While the state has several programs for startups, Byrd said, they have struggled to keep companies that have outgrown their incubators from staying in the state.
“The governor told me, ‘If you’re going to do this [bioeconomy] committee, I want you to come up with one answer: Why am I funding new incubator companies, and shortly thereafter they pack up and they leave the state of Georgia?’” Byrd said.
Job Growth Slowing
GaBio’s report also outlined what it termed several strengths of Georgia’s life science industry. One is the state’s concentration of life sciences anchors capable of spinning off new technologies into viable new businesses – from universities and their research centers, to the headquarters of the Centers for Disease Control and Prevention in Atlanta.
Other strengths, the report found, were the pipeline of 297 products under development by the state’s life sciences companies, 211 of them requiring approval from the US Food and Drug Administration; a supply of research scientists that meet the needs of existing life science companies; as well as Georgia’s concentration of those business – 269 as of last year, up from the 252 companies found when GaBio studied the state’s biopharma industry for the first time last year. The 269 companies are projected to bring a total $6.9 billion in Georgia-generated sales this year.
Between 2001 and 2006, the life sciences industry showed the sharpest increase in jobs of any industry statewide, 11.3 percent compared with 4 percent for all industries. But between 2005 and 2006, the industry’s jobs growth slowed to just 1.2 percent, increasing from 15,237 to 15,283 jobs statewide.
The slowdown reflected job losses last year in the state’s manufacturing sub-sectors of surgical and medical instruments, surgical appliances and supplies, and electro-medical apparatus due to competition from cheaper manufacturers, often overseas.
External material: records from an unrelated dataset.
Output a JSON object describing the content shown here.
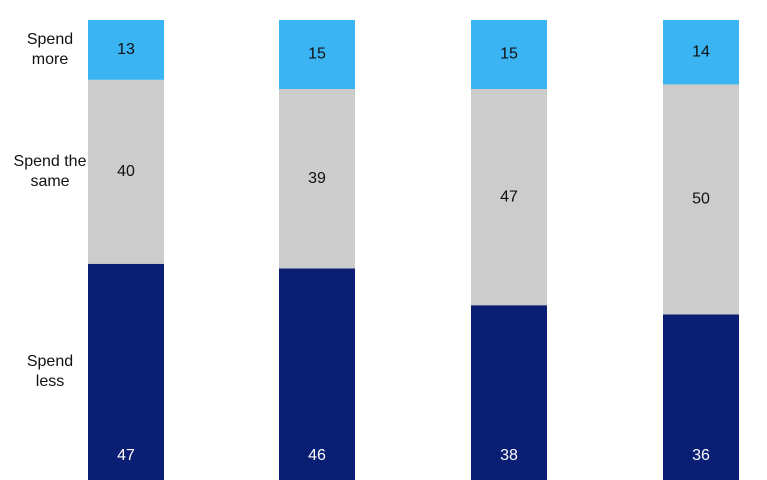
{
  "chart_data": {
    "type": "stacked-bar",
    "categories": [
      null,
      null,
      null,
      null
    ],
    "series": [
      {
        "name": "Spend less",
        "color": "#0a1e73",
        "values": [
          47,
          46,
          38,
          36
        ]
      },
      {
        "name": "Spend the same",
        "color": "#cccccc",
        "values": [
          40,
          39,
          47,
          50
        ]
      },
      {
        "name": "Spend more",
        "color": "#3ab4f2",
        "values": [
          13,
          15,
          15,
          14
        ]
      }
    ],
    "ylim": [
      0,
      100
    ]
  }
}
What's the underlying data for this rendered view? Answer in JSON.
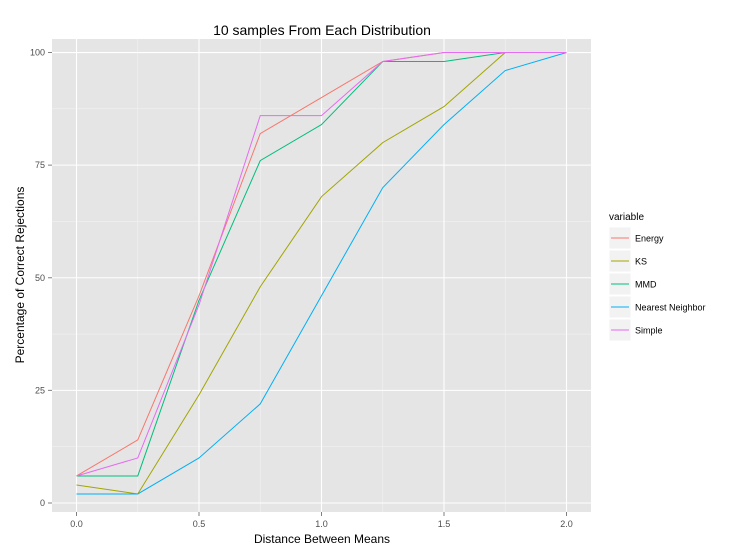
{
  "chart_data": {
    "type": "line",
    "title": "10 samples From Each Distribution",
    "xlabel": "Distance Between Means",
    "ylabel": "Percentage of Correct Rejections",
    "x": [
      0.0,
      0.25,
      0.5,
      0.75,
      1.0,
      1.25,
      1.5,
      1.75,
      2.0
    ],
    "xlim": [
      -0.1,
      2.1
    ],
    "ylim": [
      -2,
      103
    ],
    "xticks": [
      "0.0",
      "0.5",
      "1.0",
      "1.5",
      "2.0"
    ],
    "yticks": [
      "0",
      "25",
      "50",
      "75",
      "100"
    ],
    "grid": true,
    "legend": {
      "title": "variable",
      "position": "right"
    },
    "series": [
      {
        "name": "Energy",
        "color": "#F8766D",
        "values": [
          6,
          14,
          46,
          82,
          90,
          98,
          100,
          100,
          100
        ]
      },
      {
        "name": "KS",
        "color": "#A3A500",
        "values": [
          4,
          2,
          24,
          48,
          68,
          80,
          88,
          100,
          100
        ]
      },
      {
        "name": "MMD",
        "color": "#00BF7D",
        "values": [
          6,
          6,
          45,
          76,
          84,
          98,
          98,
          100,
          100
        ]
      },
      {
        "name": "Nearest Neighbor",
        "color": "#00B0F6",
        "values": [
          2,
          2,
          10,
          22,
          46,
          70,
          84,
          96,
          100
        ]
      },
      {
        "name": "Simple",
        "color": "#E76BF3",
        "values": [
          6,
          10,
          44,
          86,
          86,
          98,
          100,
          100,
          100
        ]
      }
    ]
  }
}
The combined number of jobs in those sectors, 3,386, was 4 percent below the number in 2001, according to the report. But because five new manufacturers were established last year, the report offered the optimistic forecast that “future employment gains probably are forthcoming.”
Performing better were the medical and diagnostic lab category, the largest of Georgia’s life science sectors, up 0.5 percent, from 5,118 to 5,144 jobs; the pharmaceutical-medicine manufacturing category, which recorded a 1.2 percent job gain, from 3,232 to 3,271 jobs, in 2006; and life sciences R&D, the industry’s best performing sub-sector with a 5.3 percent job gain, from 1,947 to 2,051 jobs.
“There already is a fairly well-developed industry here, but the potential is so much more. By showing everyone what that potential is, I think the climate will change,” Craig said.
Average annual salaries in the life sciences last year, according to the report, ranged from $44,946 for medical-diagnostic lab jobs to $88,408 for pharma-medicine manufacturing. With an average of $61,507 last year, life sciences salaries are on average 52 percent higher than the state average for all industries of $40,371. And the life science average rose 6.6 percent between 2005 and 2006, more than doubling the average annual salary for all industries of 3.2 percent over 2005’s $39,089.
Hence, said Craig and Byrd, the state’s interest in growing its biotech sector, not to mention the past two years of studies released by GaBio and the Selig Center.
One area for action, the two agreed, was developing the state’s nascent biofuels segment into a life sciences mainstay as large as pharmaceuticals and medical devices are now. Craig noted a biofuels industry could build on agriculture and food processing being the state’s two largest industries at present, while Byrd cited the fact Georgia has 24 million acres of wooded land as well as research programs showing promise in cellulosic ethanol research.
“There have been a few studies of the bioeconomy over the years, so I had made the decision that my committee was going to become more of an action committee,” Byrd said. “[Georgia’s life sciences sector] has been studied to death. It’s now time to do something about it so that Georgia can aggressively move into the 21st century bioeconomy.”